In some virtual currency cases handled by the author, the prosecution alleged that the perpetrator could privately set up a backstage, specify the number of winners, and set the probability of winning the lottery to zero. After we intervened, through careful reading of the case file, we found that there were witnesses in the record of the case stating that they had indeed received physical evidence, and we also found that through the identification of the platform, the platform had a shipping address, and one of the columns showed "shipped". Here, one might wonder: "The actor attracts investors to invest large amounts through small profits." However, the author puts forward this point of view to illustrate a fact, the actor as a staff, there is a physical lottery, then it is difficult for the actor to doubt the authenticity of the platform, this winning action, subjectively let the actor firmly believe that it participates in the issuance of virtual currency platform, there is no fictitious fact fraud behavior.

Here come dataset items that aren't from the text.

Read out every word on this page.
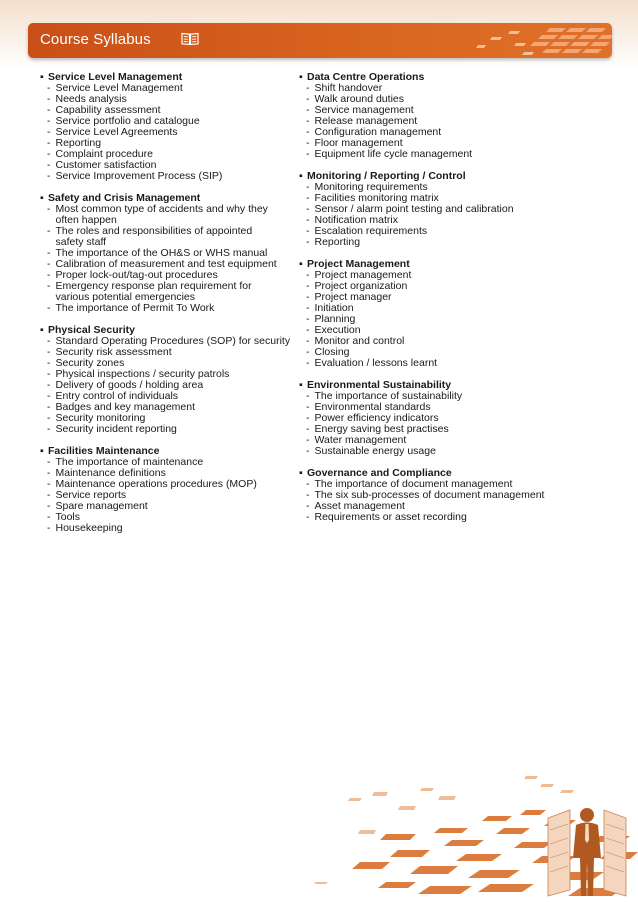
Course Syllabus
▪ Service Level Management
- Service Level Management
- Needs analysis
- Capability assessment
- Service portfolio and catalogue
- Service Level Agreements
- Reporting
- Complaint procedure
- Customer satisfaction
- Service Improvement Process (SIP)
▪ Safety and Crisis Management
- Most common type of accidents and why they
often happen
- The roles and responsibilities of appointed
safety staff
- The importance of the OH&S or WHS manual
- Calibration of measurement and test equipment
- Proper lock-out/tag-out procedures
- Emergency response plan requirement for
various potential emergencies
- The importance of Permit To Work
▪ Physical Security
- Standard Operating Procedures (SOP) for security
- Security risk assessment
- Security zones
- Physical inspections / security patrols
- Delivery of goods / holding area
- Entry control of individuals
- Badges and key management
- Security monitoring
- Security incident reporting
▪ Facilities Maintenance
- The importance of maintenance
- Maintenance definitions
- Maintenance operations procedures (MOP)
- Service reports
- Spare management
- Tools
- Housekeeping
▪ Data Centre Operations
- Shift handover
- Walk around duties
- Service management
- Release management
- Configuration management
- Floor management
- Equipment life cycle management
▪ Monitoring / Reporting / Control
- Monitoring requirements
- Facilities monitoring matrix
- Sensor / alarm point testing and calibration
- Notification matrix
- Escalation requirements
- Reporting
▪ Project Management
- Project management
- Project organization
- Project manager
- Initiation
- Planning
- Execution
- Monitor and control
- Closing
- Evaluation / lessons learnt
▪ Environmental Sustainability
- The importance of sustainability
- Environmental standards
- Power efficiency indicators
- Energy saving best practises
- Water management
- Sustainable energy usage
▪ Governance and Compliance
- The importance of document management
- The six sub-processes of document management
- Asset management
- Requirements or asset recording
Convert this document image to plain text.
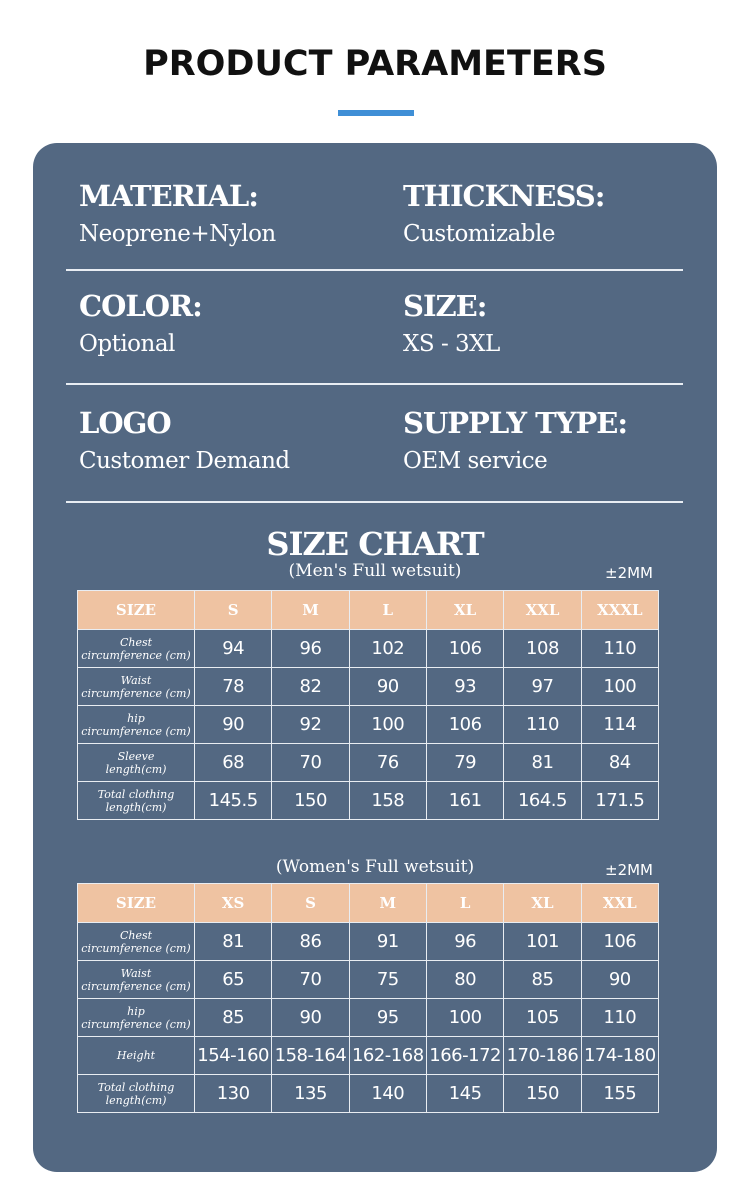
PRODUCT PARAMETERS
MATERIAL:
Neoprene+Nylon
THICKNESS:
Customizable
COLOR:
Optional
SIZE:
XS - 3XL
LOGO
Customer Demand
SUPPLY TYPE:
OEM service
SIZE CHART
(Men's Full wetsuit)	±2MM
SIZE	S	M	L	XL	XXL	XXXL

Chest
circumference (cm)	94	96	102	106	108	110

Waist
circumference (cm)	78	82	90	93	97	100

hip
circumference (cm)	90	92	100	106	110	114

Sleeve
length(cm)	68	70	76	79	81	84

Total clothing
length(cm)	145.5	150	158	161	164.5	171.5
(Women's Full wetsuit)	±2MM
SIZE	XS	S	M	L	XL	XXL

Chest
circumference (cm)	81	86	91	96	101	106

Waist
circumference (cm)	65	70	75	80	85	90

hip
circumference (cm)	85	90	95	100	105	110

Height	154-160	158-164	162-168	166-172	170-186	174-180

Total clothing
length(cm)	130	135	140	145	150	155
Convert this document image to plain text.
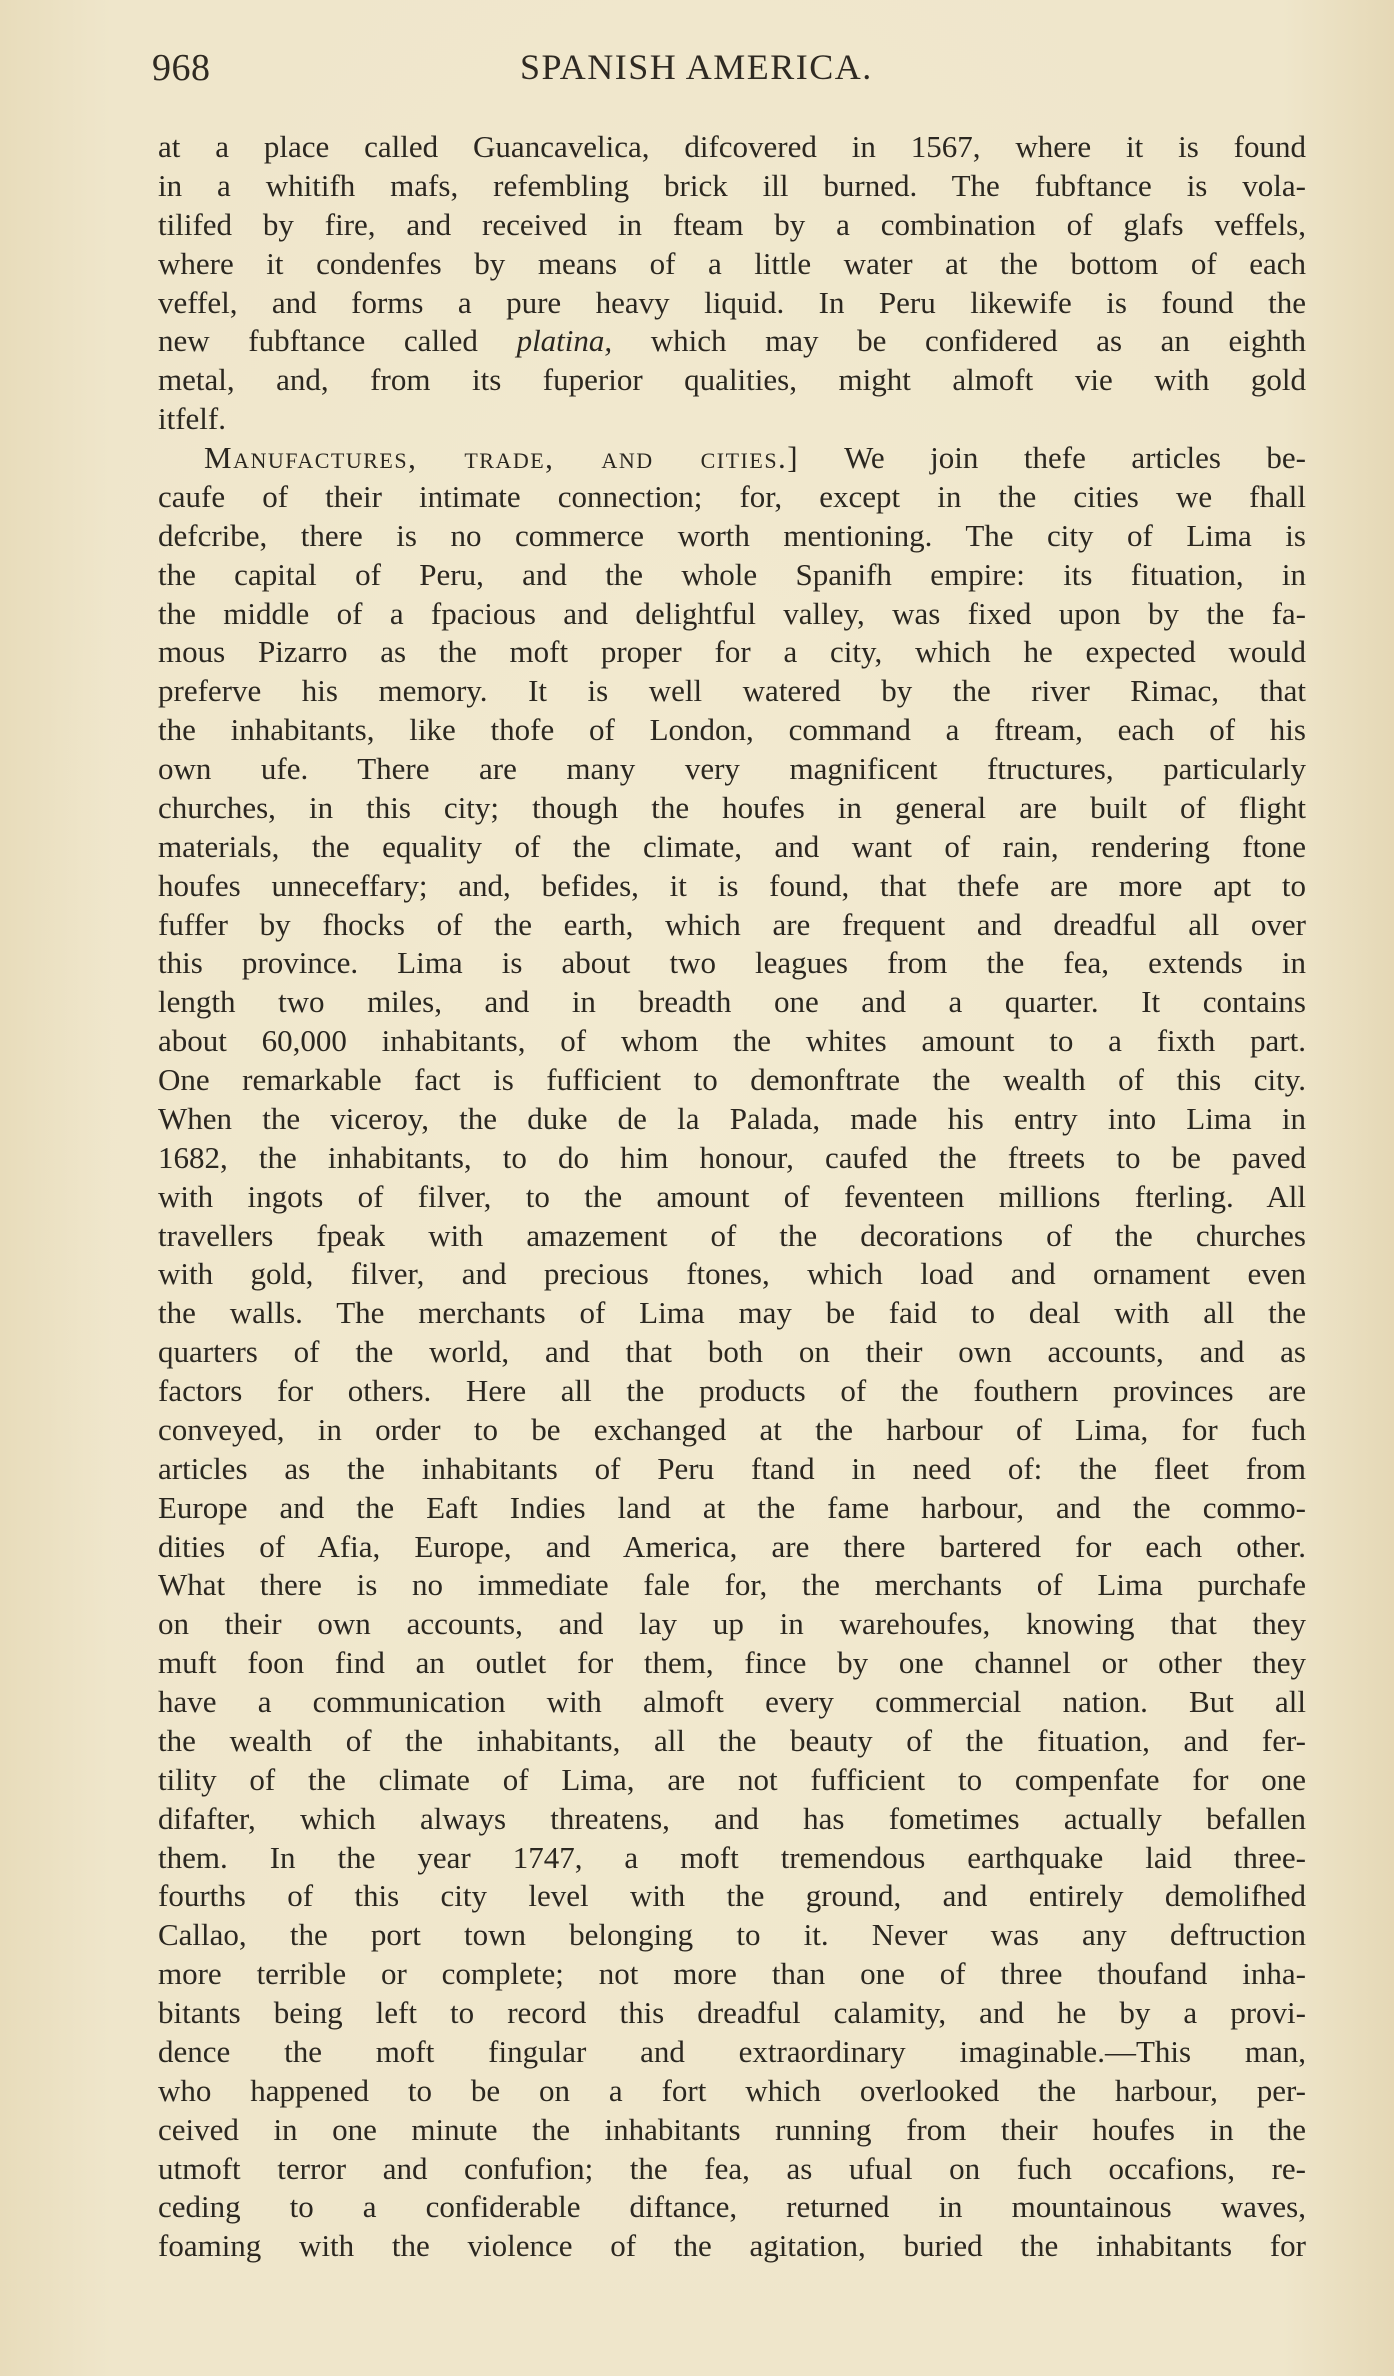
968	SPANISH AMERICA.
at a place called Guancavelica, difcovered in 1567, where it is found
in a whitifh mafs, refembling brick ill burned. The fubftance is vola-
tilifed by fire, and received in fteam by a combination of glafs veffels,
where it condenfes by means of a little water at the bottom of each
veffel, and forms a pure heavy liquid. In Peru likewife is found the
new fubftance called platina, which may be confidered as an eighth
metal, and, from its fuperior qualities, might almoft vie with gold
itfelf.
Manufactures, trade, and cities.] We join thefe articles be-
caufe of their intimate connection; for, except in the cities we fhall
defcribe, there is no commerce worth mentioning. The city of Lima is
the capital of Peru, and the whole Spanifh empire: its fituation, in
the middle of a fpacious and delightful valley, was fixed upon by the fa-
mous Pizarro as the moft proper for a city, which he expected would
preferve his memory. It is well watered by the river Rimac, that
the inhabitants, like thofe of London, command a ftream, each of his
own ufe. There are many very magnificent ftructures, particularly
churches, in this city; though the houfes in general are built of flight
materials, the equality of the climate, and want of rain, rendering ftone
houfes unneceffary; and, befides, it is found, that thefe are more apt to
fuffer by fhocks of the earth, which are frequent and dreadful all over
this province. Lima is about two leagues from the fea, extends in
length two miles, and in breadth one and a quarter. It contains
about 60,000 inhabitants, of whom the whites amount to a fixth part.
One remarkable fact is fufficient to demonftrate the wealth of this city.
When the viceroy, the duke de la Palada, made his entry into Lima in
1682, the inhabitants, to do him honour, caufed the ftreets to be paved
with ingots of filver, to the amount of feventeen millions fterling. All
travellers fpeak with amazement of the decorations of the churches
with gold, filver, and precious ftones, which load and ornament even
the walls. The merchants of Lima may be faid to deal with all the
quarters of the world, and that both on their own accounts, and as
factors for others. Here all the products of the fouthern provinces are
conveyed, in order to be exchanged at the harbour of Lima, for fuch
articles as the inhabitants of Peru ftand in need of: the fleet from
Europe and the Eaft Indies land at the fame harbour, and the commo-
dities of Afia, Europe, and America, are there bartered for each other.
What there is no immediate fale for, the merchants of Lima purchafe
on their own accounts, and lay up in warehoufes, knowing that they
muft foon find an outlet for them, fince by one channel or other they
have a communication with almoft every commercial nation. But all
the wealth of the inhabitants, all the beauty of the fituation, and fer-
tility of the climate of Lima, are not fufficient to compenfate for one
difafter, which always threatens, and has fometimes actually befallen
them. In the year 1747, a moft tremendous earthquake laid three-
fourths of this city level with the ground, and entirely demolifhed
Callao, the port town belonging to it. Never was any deftruction
more terrible or complete; not more than one of three thoufand inha-
bitants being left to record this dreadful calamity, and he by a provi-
dence the moft fingular and extraordinary imaginable.—This man,
who happened to be on a fort which overlooked the harbour, per-
ceived in one minute the inhabitants running from their houfes in the
utmoft terror and confufion; the fea, as ufual on fuch occafions, re-
ceding to a confiderable diftance, returned in mountainous waves,
foaming with the violence of the agitation, buried the inhabitants for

In summary, the author believes that if the perpetrator of the issuance of virtual currency does not have the purpose of illegal possession, then the issuance of virtual currency is only the act of absorbing funds without the approval of the relevant departments in accordance with the law or borrowing the form of legal operation, publicizing it to the public through the media, promotion meetings, leaflets, mobile phone text messages, etc., promising to repay the principal and interest or paying returns in the form of currency, physical objects, equity, etc. within a certain period of time, and absorbing funds from the public, that is, the unspecified targets of the society, does not constitute the crime of fund-raising fraud. Suspected of illegally absorbing deposits from the public or other crimes.

However, in some cases, the main offender subjectively has the purpose of illegally possessing the investor's money, and objectively does control the money that can be raised, so at this time, the other main offenders or personnel involved in the case need to be evaluated separately from the personnel who control the fund-raising funds, and the main offender who controls the funds has the purpose of illegal possession, suspected of the crime of felony of fundraising fraud, and others are suspected of misdemeanor crimes of illegally absorbing public deposits and other crimes.

The above content is a summary of "The Statutory Reasons for issuing Virtual Currency Does Not Constitute the Crime of Fund Raising Fraud" based on judicial precedents and practical experience by Zhang Chun, the core lawyer of guangqiang Law Firm's Economic Crime Defense and Research Center. We hope to provide useful help to the parties and their families.